Ein Calcium Biolumineszenzassay für die funktionelle Analyse von Mosquito ( Aedes aegypti) Und Tick ( Rhipicephalus microplus) G-Protein gekoppelten Rezeptoren

Dieses Protokoll enthält Anweisungen für die klonale-Zelllinie Auswahl und einem Calcium-Biolumineszenz-Assay, um die Struktur-Aktivitäts-Beziehungen von synthetisierten Arthropoden Neuropeptide auf ihren verwandten GPCRs zu analysieren. Dieser Test kann für die Rezeptor deorphanization und Struktur-Wirkungs-Beziehungen für synthetische Analog-Design-und Peptid-/ Drogen-Lead Discovery verwendet werden.

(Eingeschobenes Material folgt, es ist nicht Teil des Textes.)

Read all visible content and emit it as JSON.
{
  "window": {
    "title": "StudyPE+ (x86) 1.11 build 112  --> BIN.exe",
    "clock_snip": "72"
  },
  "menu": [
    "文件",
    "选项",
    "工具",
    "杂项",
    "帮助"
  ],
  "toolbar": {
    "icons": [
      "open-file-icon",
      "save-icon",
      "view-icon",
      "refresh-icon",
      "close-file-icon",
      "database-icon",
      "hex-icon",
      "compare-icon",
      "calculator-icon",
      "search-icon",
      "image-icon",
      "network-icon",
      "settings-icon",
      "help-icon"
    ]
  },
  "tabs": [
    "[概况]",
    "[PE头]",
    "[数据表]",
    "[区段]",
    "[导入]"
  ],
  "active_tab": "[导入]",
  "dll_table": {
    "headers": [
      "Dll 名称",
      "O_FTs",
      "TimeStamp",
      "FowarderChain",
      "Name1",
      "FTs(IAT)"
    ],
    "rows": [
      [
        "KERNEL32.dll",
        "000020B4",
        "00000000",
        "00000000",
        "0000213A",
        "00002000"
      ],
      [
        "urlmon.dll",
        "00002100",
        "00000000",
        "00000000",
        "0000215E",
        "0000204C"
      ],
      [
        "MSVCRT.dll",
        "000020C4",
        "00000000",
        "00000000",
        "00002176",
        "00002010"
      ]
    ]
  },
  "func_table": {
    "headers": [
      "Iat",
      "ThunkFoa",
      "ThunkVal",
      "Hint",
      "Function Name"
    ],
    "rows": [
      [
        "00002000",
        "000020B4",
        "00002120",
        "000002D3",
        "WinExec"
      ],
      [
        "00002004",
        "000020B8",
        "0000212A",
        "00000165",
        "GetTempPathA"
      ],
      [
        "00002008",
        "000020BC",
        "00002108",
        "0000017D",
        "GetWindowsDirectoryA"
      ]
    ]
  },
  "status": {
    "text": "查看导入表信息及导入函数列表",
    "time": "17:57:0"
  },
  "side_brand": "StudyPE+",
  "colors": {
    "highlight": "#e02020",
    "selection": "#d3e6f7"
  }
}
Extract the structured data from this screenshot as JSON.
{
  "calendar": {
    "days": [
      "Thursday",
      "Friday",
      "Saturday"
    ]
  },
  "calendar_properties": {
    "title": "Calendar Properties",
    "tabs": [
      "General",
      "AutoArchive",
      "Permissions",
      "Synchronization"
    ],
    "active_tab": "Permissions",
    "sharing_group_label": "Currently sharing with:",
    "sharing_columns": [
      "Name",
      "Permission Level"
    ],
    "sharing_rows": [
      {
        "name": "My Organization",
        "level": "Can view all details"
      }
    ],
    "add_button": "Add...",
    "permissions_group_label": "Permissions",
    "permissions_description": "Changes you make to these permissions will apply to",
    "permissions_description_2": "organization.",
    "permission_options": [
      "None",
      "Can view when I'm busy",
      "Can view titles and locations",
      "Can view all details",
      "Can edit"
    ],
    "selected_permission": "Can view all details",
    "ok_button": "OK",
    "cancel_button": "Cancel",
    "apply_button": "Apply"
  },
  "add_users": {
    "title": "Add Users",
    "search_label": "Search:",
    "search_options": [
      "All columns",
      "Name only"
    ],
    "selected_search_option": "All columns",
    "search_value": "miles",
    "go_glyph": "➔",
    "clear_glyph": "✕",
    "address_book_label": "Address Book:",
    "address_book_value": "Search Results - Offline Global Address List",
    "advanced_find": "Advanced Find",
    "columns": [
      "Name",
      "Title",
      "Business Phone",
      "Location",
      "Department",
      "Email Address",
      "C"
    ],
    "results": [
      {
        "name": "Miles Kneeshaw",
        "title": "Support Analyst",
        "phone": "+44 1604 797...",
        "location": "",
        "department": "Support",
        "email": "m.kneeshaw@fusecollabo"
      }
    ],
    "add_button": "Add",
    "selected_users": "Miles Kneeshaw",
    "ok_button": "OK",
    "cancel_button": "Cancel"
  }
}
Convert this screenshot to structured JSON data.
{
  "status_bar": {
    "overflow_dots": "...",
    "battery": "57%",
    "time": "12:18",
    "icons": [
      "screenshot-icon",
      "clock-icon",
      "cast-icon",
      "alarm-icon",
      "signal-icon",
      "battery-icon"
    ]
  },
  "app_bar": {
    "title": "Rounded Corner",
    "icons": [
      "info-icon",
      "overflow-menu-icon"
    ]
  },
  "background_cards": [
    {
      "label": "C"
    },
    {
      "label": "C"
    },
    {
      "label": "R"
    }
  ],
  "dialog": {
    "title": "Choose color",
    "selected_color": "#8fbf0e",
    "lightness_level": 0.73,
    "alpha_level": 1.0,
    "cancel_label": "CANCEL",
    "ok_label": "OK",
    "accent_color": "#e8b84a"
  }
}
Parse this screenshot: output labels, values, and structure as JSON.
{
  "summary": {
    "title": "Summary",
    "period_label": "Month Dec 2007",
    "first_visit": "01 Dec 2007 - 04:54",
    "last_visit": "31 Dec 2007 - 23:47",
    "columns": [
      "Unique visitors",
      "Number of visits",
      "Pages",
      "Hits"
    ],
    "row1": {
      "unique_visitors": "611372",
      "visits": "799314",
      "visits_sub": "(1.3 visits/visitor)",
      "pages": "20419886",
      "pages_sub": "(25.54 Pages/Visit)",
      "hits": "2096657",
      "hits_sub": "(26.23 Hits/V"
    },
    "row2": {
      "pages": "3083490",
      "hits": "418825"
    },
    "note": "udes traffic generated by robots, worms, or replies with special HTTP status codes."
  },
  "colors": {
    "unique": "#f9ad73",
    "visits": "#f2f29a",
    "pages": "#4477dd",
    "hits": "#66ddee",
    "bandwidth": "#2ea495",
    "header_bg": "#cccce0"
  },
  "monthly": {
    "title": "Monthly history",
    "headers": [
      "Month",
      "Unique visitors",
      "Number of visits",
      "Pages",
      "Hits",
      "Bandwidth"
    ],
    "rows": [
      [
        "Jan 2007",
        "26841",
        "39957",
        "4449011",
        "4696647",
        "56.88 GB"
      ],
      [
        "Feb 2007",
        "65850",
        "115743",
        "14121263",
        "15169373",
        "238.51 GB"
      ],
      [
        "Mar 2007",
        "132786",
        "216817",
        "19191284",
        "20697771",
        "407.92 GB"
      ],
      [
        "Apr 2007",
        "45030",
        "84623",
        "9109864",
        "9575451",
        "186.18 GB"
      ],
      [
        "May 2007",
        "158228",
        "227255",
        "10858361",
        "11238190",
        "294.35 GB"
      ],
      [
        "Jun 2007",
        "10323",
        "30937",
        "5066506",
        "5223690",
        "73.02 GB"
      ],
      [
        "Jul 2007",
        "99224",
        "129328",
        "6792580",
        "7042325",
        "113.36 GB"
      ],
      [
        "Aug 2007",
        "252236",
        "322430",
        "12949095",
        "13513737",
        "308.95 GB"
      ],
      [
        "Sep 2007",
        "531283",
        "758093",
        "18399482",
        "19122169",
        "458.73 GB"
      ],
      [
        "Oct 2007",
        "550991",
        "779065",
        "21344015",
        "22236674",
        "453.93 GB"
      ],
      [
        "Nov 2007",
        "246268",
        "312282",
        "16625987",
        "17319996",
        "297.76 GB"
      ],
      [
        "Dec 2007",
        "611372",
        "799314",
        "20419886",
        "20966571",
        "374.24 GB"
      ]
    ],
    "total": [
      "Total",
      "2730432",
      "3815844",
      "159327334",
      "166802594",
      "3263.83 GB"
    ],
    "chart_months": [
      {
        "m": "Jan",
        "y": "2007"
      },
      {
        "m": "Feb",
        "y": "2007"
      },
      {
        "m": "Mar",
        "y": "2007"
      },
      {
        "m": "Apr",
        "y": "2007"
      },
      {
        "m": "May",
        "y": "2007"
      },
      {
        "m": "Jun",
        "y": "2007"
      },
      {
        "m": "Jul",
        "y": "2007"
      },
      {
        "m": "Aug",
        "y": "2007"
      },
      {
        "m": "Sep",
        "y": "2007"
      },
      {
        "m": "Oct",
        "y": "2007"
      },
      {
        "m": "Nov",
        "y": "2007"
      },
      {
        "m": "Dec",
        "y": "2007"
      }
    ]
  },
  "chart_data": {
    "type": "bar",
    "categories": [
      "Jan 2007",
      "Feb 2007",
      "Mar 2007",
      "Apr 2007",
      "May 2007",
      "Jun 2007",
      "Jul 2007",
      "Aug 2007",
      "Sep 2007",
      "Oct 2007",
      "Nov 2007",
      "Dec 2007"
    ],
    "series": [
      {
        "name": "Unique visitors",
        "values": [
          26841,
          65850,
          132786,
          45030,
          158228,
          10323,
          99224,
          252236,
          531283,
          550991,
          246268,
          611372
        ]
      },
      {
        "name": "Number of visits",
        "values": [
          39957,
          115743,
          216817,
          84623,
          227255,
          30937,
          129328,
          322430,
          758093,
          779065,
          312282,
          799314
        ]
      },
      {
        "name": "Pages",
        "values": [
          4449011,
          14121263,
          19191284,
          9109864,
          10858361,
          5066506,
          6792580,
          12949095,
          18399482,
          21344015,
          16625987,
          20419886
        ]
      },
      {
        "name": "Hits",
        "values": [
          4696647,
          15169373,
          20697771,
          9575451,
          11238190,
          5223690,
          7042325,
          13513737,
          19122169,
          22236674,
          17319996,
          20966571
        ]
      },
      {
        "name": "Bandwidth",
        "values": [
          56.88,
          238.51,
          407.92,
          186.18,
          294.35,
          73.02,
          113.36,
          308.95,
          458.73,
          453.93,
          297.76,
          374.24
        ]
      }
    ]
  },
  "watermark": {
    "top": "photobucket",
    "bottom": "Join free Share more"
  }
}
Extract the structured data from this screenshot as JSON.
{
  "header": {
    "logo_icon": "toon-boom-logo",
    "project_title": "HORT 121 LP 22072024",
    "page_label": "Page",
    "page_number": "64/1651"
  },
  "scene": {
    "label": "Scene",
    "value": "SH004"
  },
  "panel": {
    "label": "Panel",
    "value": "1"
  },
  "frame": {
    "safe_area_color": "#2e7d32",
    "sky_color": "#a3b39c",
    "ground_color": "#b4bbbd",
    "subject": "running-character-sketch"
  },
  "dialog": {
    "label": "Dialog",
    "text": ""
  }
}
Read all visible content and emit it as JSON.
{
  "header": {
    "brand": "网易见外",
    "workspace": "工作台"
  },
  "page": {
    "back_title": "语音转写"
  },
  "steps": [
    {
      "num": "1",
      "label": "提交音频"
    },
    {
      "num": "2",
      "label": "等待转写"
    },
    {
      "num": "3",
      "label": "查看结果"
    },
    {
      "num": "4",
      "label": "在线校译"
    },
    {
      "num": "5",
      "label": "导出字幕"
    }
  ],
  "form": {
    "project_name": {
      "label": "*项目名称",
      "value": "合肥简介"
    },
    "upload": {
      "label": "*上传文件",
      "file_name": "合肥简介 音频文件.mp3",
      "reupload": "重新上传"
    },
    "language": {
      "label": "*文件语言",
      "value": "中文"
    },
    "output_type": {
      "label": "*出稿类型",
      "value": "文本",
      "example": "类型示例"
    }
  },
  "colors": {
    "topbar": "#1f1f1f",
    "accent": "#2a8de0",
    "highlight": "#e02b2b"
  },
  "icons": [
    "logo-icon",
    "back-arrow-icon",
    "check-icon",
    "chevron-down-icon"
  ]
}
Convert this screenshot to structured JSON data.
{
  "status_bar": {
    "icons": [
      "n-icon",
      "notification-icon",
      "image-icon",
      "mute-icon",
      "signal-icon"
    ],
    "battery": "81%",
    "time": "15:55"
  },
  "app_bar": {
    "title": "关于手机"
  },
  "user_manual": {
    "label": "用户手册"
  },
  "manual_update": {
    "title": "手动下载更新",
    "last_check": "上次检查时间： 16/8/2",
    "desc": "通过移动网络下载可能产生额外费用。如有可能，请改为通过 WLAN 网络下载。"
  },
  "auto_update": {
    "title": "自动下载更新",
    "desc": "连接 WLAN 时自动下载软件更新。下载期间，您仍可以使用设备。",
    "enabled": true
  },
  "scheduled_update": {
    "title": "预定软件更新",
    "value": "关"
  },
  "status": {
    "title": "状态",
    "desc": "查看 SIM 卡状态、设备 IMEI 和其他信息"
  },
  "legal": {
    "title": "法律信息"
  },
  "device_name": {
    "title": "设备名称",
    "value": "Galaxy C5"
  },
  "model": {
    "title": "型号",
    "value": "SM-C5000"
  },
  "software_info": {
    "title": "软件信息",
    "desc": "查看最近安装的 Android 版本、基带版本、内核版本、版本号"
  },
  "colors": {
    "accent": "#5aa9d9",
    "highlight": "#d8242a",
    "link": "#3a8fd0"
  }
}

Arthropoden Hormonrezeptoren sind potentielle Ziele für neue Pestizide, wie sie viele wichtige physiologische und verhaltensbezogene Prozesse regulieren. Die meisten von ihnen gehören zu der Superfamilie der G-Protein-gekoppelte Rezeptoren (GPCRs). Wir haben uns auf die Charakterisierung von Arthropoden Kinin Rezeptoren aus der Zecke und Moskito konzentriert. Arthropoden Kinine sind multifunktionale Neuropeptide mit myotroper, harntreibend und Neurotransmitter-Funktion. Hier wird ein Verfahren zur systematischen Analyse von Struktur-Aktivitäts-Beziehungen von Insekten Kinine auf zwei heterologen Kinin-Rezeptor-exprimierenden Systemen beschrieben. Wir liefern wichtige Informationen, die für die Entwicklung von biostabilen Kinin-Analoga mit dem Potenzial, das Diuretikum, myotroper und / oder Verdauungsprozesse in Zecken und Mücken stören.

Die Kinin Rezeptoren aus dem südlichen Vieh tick, Boophilus microplus (Canestrini), und die Mücke Aedes aegypti (Linnaeus), waren stabil in der Säugetier-Zelllinie CHO-K1 zum Ausdruck gebracht. Funktionelle Analysen dieser Rezeptoren wurden abgeschlossen mit einem Calcium-Biolumineszenz Platten-Assay, dass die intrazelluläre Biolumineszenz Maßnahmen zur zytoplasmatischen Kalziumspiegel auf Peptid-Anwendung, um diese rekombinanten Zellen zu bestimmen. Diese Methode nutzt die Aequorin-Protein, einem Photoprotein von leuchtenden Quallen isoliert. Wir transient transfizierten die Aequorin Plasmid (mtAEQ/pcDNA1) in Zelllinien, die stabil exprimiert die Kinin Rezeptoren. Diese Zellen wurden dann mit dem Cofaktor Coelenterazin, die Komplexe mit intrazellulären Aequorin behandelt. Diese Bindung bricht in Anwesenheit von Calcium, emittierende Lumineszenz Ebenen bezeichnend für die Calcium-Konzentration. Wie der Kinin-Rezeptor-Signale durch die Freisetzung von intrazellulären Calcium ist die Intensität des Signals, um die Wirksamkeit des Peptids verbunden.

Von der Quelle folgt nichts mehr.